I suppose by Small's description of Digital Immigrants and Digital Natives, I am an early immigrant or perhaps a "pioneer" --- I went online in my early 20s connecting to the first online communities (dial-up bulletin boards in the early 80s). My brain was still a little plastic then, I suppose, so I'm like someone who immigrates as a young adult.
It seems to me Dr. Small set about to write a book that would appeal to the fears of the digital immigrants, the fears of all parents, and the disparaging emotions of those who just generally feel that the world is going to the dogs.
Dr. Small's writing is full of emotionally laden language. Teenagers don't just look at computer screens, they "stare". Their music doesn't play, it "blares". Each chapter is prefaced by a short horror story about a cyberaddicted person. Do-it-yourself "assessment tests" at the back of the book ask questions that would lead most honest people to worry about themselves -- and even more likely, to fill in the answers for their spouse or child in a negative way.
Small conflates TV with computer use in much of his writing; despite their similar screens they are completely different. He reports early in the book that "a recent Kaiser study found that young people eight to eighteen years of age expose their brains to eight and a half hours of digital and video sensory stimulation each day." Note his choice of words: "expose their brains to...". Not "experience" or "use", but "expose their brains"; like exposure to radiation.
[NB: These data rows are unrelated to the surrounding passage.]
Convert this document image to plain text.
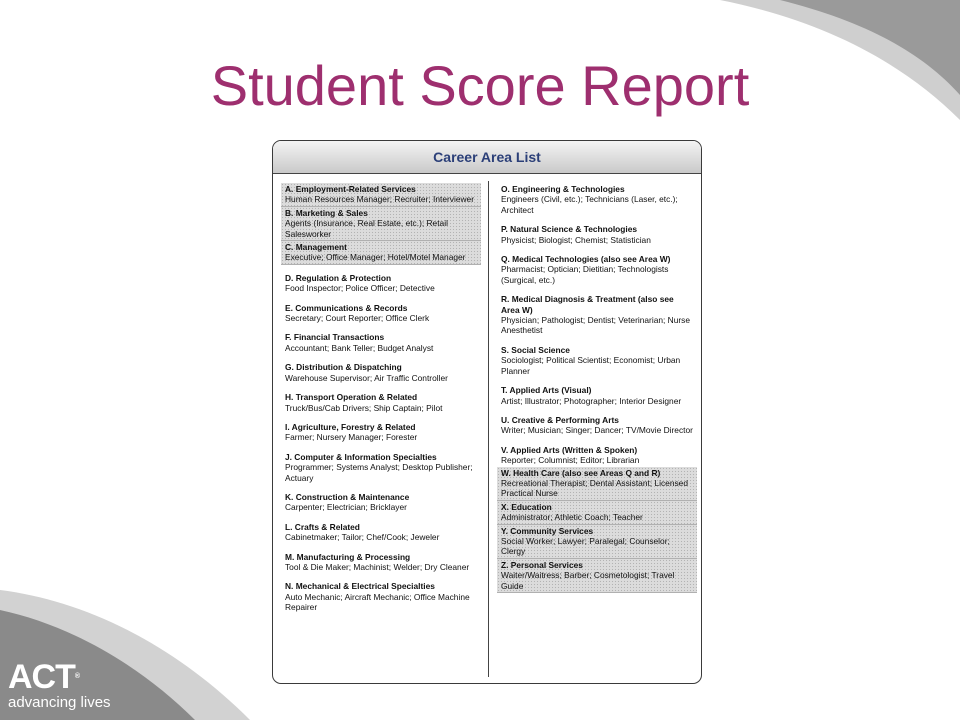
Student Score Report
Career Area List
A. Employment-Related Services
Human Resources Manager; Recruiter; Interviewer
B. Marketing & Sales
Agents (Insurance, Real Estate, etc.); Retail Salesworker
C. Management
Executive; Office Manager; Hotel/Motel Manager
D. Regulation & Protection
Food Inspector; Police Officer; Detective
E. Communications & Records
Secretary; Court Reporter; Office Clerk
F. Financial Transactions
Accountant; Bank Teller; Budget Analyst
G. Distribution & Dispatching
Warehouse Supervisor; Air Traffic Controller
H. Transport Operation & Related
Truck/Bus/Cab Drivers; Ship Captain; Pilot
I. Agriculture, Forestry & Related
Farmer; Nursery Manager; Forester
J. Computer & Information Specialties
Programmer; Systems Analyst; Desktop Publisher; Actuary
K. Construction & Maintenance
Carpenter; Electrician; Bricklayer
L. Crafts & Related
Cabinetmaker; Tailor; Chef/Cook; Jeweler
M. Manufacturing & Processing
Tool & Die Maker; Machinist; Welder; Dry Cleaner
N. Mechanical & Electrical Specialties
Auto Mechanic; Aircraft Mechanic; Office Machine Repairer
O. Engineering & Technologies
Engineers (Civil, etc.); Technicians (Laser, etc.); Architect
P. Natural Science & Technologies
Physicist; Biologist; Chemist; Statistician
Q. Medical Technologies (also see Area W)
Pharmacist; Optician; Dietitian; Technologists (Surgical, etc.)
R. Medical Diagnosis & Treatment (also see Area W)
Physician; Pathologist; Dentist; Veterinarian; Nurse Anesthetist
S. Social Science
Sociologist; Political Scientist; Economist; Urban Planner
T. Applied Arts (Visual)
Artist; Illustrator; Photographer; Interior Designer
U. Creative & Performing Arts
Writer; Musician; Singer; Dancer; TV/Movie Director
V. Applied Arts (Written & Spoken)
Reporter; Columnist; Editor; Librarian
W. Health Care (also see Areas Q and R)
Recreational Therapist; Dental Assistant; Licensed Practical Nurse
X. Education
Administrator; Athletic Coach; Teacher
Y. Community Services
Social Worker; Lawyer; Paralegal; Counselor; Clergy
Z. Personal Services
Waiter/Waitress; Barber; Cosmetologist; Travel Guide
ACT®
advancing lives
His choice of words already betrays his judgment and seeks to set the reader's bias. But the study notes that only one hour of this is using the computer! Four hours is video and TV, nearly two hours is music. Less than an hour is video games. Through the book, however, Small would have the reader worry about computer use causing not only brain changes, but autism symptoms and other antisocial personality disorders. Is this likely to be the computer use, or the TV watching?
Now of course it is clear that new technology is seductive and can be addictive. It is just common sense that playing computer games that repeatedly give you a simulation of blowing someone's head off is going to affect your emotional health. In that, some games ARE worse than TV because usually once you've watched the movie once or twice you are done with it, whereas you play the game over and over for hours. On the other hand, if you watch four or more hours of schlok TV every day, you are going to be brain damaged.
But don't blame it on the Internet. Sure, some kids or adults are going to spend too much time on the Internet, or develop addictions to porn or Facebook or Ebay. Just like some kids who smoked pot really did go on to get addicted to heroin.
In summary, I think Small throws in a few interesting tidbits about brain function, but his conclusions are suspect and his tone highly judgmental. Yes, computer use is causing changes in brain wiring, just like the printing press, telephone, radio and TV, and even automobiles. And there are always people who aren't well adjusted. Why jump to the conclusion that computers are a cause rather than a refuge? Well, everybody has to make a buck -- but I'm sorry to have contributed to his income.